GaMS-9B: A Multilingual Gemma 2-based LLM
GaMS-9B is a 9 billion parameter model developed by a research team at the University of Ljubljana, Faculty for Computer and Information Science. It is part of the GaMS (Generative Model for Slovene) family, which are improved and larger models based on Google's Gemma 2 architecture.
Key Capabilities
- Multilingual Proficiency: Continually pretrained on Slovene, English, Croatian, Serbian, and Bosnian corpora, making it adept at handling these languages. It may also support other languages inherent to the base Gemma 2 model.
- Translation Performance: The GaMS-9B-Instruct variant shows competitive results in English-to-Slovene and Slovene-to-English translation tasks, ranking among top models like DeepL and Gemini 1.5 Pro on the SloBench leaderboard.

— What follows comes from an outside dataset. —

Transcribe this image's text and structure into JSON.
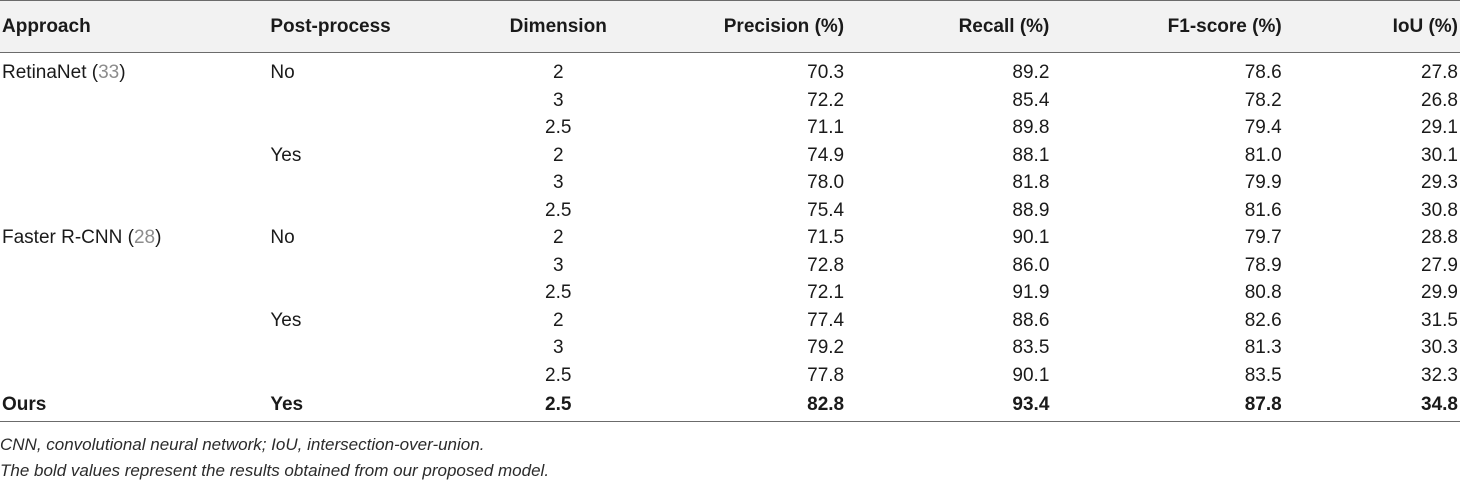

- Slovene SuperGLUE: Demonstrates strong performance on Slovene SuperGLUE classification tasks, outperforming other open-source Slovene models like SlovenianGPT.
Training Details
GaMS-9B was continually pre-trained in two stages on the Leonardo HPC using the NVIDIA NeMo 2.0 framework. The training involved parallel alignment using English-Slovene (and some Croatian) corpora, followed by training on separate English, Slovene, Croatian, Bosnian, and Serbian datasets, totaling 13.62 billion tokens in the second stage.
Good For
- Applications requiring robust language understanding and generation in Slovene, English, and Balkan languages.
- Translation tasks between English and Slovene.
- Research and development in multilingual NLP, particularly for less-resourced languages in the Balkan region.